Ebon smiled. "I am somewhere around thirty years old. Technically, I am twenty-one, but I spend inordinate amounts of time within a realm where time bends to my command to manage the creatures you saw spill out of my shadow. Despite my grand mind that knows the secrets of the universe, despite my unique nature and my alien physiology, despite everything…I am still just a man. I am a demi-god in some perception of the world, and while I may be half-god. I remain half-man. The perspective that I view the world through is that of a mortal man of thirty years. I may have queer views and values, I may not react or empathies with plights, nor may I celebrate great events -ever removed as I might be from trifling concerns- but I still yet remain a man. Thus, it is as I live my life as any other man; finding purpose within the limited time we have left. Perhaps I am the greatest murderer to ever exist, perhaps I am a monster of unredeemable qualities, or perhaps I am simply just a man who made the best out of an impossible situation. It all depends on perspective, and as I move through the confusing eddies and waves of life; I too am just as confused as to what I want in life as you are, Miss Black. The Eldritch Truth, as confusing and mind-bendingly profound as it is, does not understand life as a mortal may experience it as. For we as we exist are so unthinkably limited to them. We see with only two eyes and within a small portion of the electromagnetic spectrum, ignorant of the waves of energy that impact us and rip our cells apart. We hear only certain frequencies of sound. We are simple things to them, and while I may exist between both worlds; it only heightens my experience of life."
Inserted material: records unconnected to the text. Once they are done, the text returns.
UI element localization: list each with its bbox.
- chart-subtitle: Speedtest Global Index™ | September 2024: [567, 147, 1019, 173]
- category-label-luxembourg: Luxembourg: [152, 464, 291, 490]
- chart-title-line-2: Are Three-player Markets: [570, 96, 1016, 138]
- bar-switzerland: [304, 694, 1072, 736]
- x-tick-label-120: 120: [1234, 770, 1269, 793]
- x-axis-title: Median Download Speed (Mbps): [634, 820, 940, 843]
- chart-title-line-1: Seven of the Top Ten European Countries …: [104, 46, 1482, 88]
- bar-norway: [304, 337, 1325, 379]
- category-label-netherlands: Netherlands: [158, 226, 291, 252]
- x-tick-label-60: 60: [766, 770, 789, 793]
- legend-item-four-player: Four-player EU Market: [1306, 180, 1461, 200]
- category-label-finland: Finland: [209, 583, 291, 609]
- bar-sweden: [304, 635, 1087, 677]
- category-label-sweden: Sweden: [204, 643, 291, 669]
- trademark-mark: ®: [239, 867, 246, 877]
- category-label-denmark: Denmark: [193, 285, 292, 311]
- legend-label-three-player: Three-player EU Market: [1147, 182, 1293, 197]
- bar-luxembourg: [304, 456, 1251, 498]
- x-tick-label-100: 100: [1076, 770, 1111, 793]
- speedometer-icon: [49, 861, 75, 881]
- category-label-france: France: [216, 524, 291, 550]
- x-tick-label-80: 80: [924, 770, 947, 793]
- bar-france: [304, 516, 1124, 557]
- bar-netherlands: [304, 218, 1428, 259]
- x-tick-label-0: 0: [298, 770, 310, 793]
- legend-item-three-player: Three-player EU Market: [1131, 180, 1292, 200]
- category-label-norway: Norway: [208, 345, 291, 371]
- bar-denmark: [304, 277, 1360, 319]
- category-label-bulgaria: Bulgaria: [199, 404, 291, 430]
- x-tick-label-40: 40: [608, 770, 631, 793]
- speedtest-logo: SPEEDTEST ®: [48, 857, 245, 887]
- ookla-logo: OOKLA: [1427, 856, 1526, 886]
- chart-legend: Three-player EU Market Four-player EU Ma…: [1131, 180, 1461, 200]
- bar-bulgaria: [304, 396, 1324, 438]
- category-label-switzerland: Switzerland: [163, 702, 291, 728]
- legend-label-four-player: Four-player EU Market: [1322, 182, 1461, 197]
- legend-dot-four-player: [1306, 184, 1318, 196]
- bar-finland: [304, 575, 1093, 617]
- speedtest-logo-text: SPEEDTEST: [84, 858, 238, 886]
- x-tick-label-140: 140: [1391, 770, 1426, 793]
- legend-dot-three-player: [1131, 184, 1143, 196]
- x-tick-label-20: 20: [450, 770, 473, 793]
Her professor smiled wryly, "Experience is what I lust after now, Miss Black. Soon, in uncounted eons, I shall know everything there is to know, I shall have an answer to everything. It is not the knowledge that I wish to gain, but the paths I take to reach it. I am not in a rush to reach that empyrean plane of enlightenment, for there is no such thing as rushing through a life without death."
"You are immortal?" Bellatrix asked with wonder and awe in her voice.
Ebon chuckled, "That is not dead which can eternal lie, and with strange aeons even death may die. It draws late, Miss Black. I set up your tent. I'll see you in the morning." He took his chair and dragged it to the dock, casting a line, obviously wanting his peace.
Bellatrix watched him fish peacefully within the dark of night, the full moon brightening the sight. Then she yawned. It would be best to heed his advice, even if she was not getting any sleep tonight.